Jefferson da Fonseca - Mostra Tua Cara

quarta-feira, 19 de setembro de 2012

O drama da invisibilidade


O Ismael, aguerrido companheiro de praça, está que não se aguenta de aborrecimentos com o filho adolescente. É de partir o coração almoçar com o amigo e vê-lo nem mexer na comida. “Cisca” – como diz o velho Botelho – com o garfo de um lado para o outro do prato e nada. Ontem, na Região Central, próximo ao Arrudas, o quadro foi esse em mesa do Bar da Cida. Osmar, Ismael e eu, pais dedicados, debatemos as crises mais comuns da pior fase da juventude. O Osmar também já passou por maus bocados com os males da invisibilidade e do descompasso entre pais e filhos. Teve que ser ainda mais severo em casa pela salvação da família. “Cortei tudo: internet, celular, mesada, passeios... Agi rápido antes que a vaca fosse pro brejo. Onde já se viu? Essa molecada de 14 a 17 não tem limite. Quem não aprende em casa, quebra a cara na rua…”, garante Osmar.

O Ismael não se conforma com a transformação do filho único. “O menino era meu companheiro… a gente fazia tudo junto. Era alegre, divertido… nunca gostou muito de estudar, mas estudava, ia bem na escola… aí, de um ano pra cá, não quer mais conversa e tudo tem que ser do jeito dele. Outro dia, só porque reclamei que ele tava ficando muito tempo na rua, me respondeu mal, dizendo que não é mais criança e que já sabe o que é melhor pra ele…”, lamentou, arrasado, o companheiro Ismael. Tomei nota – com a permissão dele, claro – para abordar o assunto em Bandeira Dois. “Isso, sim, é tema para mais de metro”, ressaltou Osmar. É. Delicado e urgente os embates com os adolescentes. O que sei é que não podemos desistir deles. A eles pertence o amanhã. Tenho um conhecido que desistiu do filho. “Lavo as minhas mãos”, disse-me na ocasião. O garoto, hoje, crescido, cumpre pena em Ribeirão das Neves.

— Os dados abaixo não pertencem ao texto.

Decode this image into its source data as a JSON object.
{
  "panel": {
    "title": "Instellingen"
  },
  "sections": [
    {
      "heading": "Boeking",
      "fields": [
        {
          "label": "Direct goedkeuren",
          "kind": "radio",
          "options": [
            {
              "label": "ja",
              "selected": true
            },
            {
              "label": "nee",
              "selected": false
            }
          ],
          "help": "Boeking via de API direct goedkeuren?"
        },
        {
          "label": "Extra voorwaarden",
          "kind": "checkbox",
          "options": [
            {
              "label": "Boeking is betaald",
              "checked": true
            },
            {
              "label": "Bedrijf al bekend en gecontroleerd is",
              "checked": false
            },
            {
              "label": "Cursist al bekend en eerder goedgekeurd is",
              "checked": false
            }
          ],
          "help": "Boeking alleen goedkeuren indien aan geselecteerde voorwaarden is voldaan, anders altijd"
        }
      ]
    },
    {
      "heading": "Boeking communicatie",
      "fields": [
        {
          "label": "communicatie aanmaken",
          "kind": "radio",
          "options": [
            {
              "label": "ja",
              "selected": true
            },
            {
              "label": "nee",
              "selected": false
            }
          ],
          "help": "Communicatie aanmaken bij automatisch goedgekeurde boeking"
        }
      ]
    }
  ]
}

Problema maior do Ismael é que o filho passou a agir às escondidas. Numa dessas ações, menor, no ano passado, surrupiou a chave do carro da mãe e arrebentou o utilitário, novinho, numa curva da Lagoa da Pampulha. Perda total. O carro é o de menos – material, tem seguro. Já o moleque, por muito pouco não ficou entrevado. “Agora, tá bebendo e fumando que nem chaminé, Josiel. Difícil para um pai dizer isso… mas até dinheiro ele tá tirando. Pegou o cartão bancário da mãe e fez uma limpa na conta dela. Não sei mais o que faço…”, desaba. Ismael garante que envolvimento com droga não há. “É servegonhice mesmo. Servegonhice. Devia ter sido mais duro com esse moleque quando morava com ele. A culpa é minha”, revolta-se. Difícil reanimar o companheiro – bastante presente, apesar da separação.

Liguei para o velho Botelho, conforme combinamos, Ismael. Taí a opinião do pai: “O tempo passa e, com a presença e participação da família, a falta de juízo se ajeita. Fácil não é. Mas, meu filho, é absolutamente possível ser justo e exemplar. Só não podemos deixar de acreditar nos nossos filhos. Nunca. Não podemos desistir deles, em hipótese alguma. Se a família não acreditar, quem vai dar conta de acreditar? Quem vai acolher? Não há fórmula. O que temos são algumas pistas de como não devemos agir. Um pai, adulto, responsável, não pode ficar de mal, emburrado, sem ação. Precisa se desdobrar para não se afastar do filho. Pai que é pai tem habilidade para ‘negociar’. Sabe ceder e avançar, no compasso da circunstância, no adiantado da hora. Quando o pai finge que o filho não existe, ambos deixam de existir”.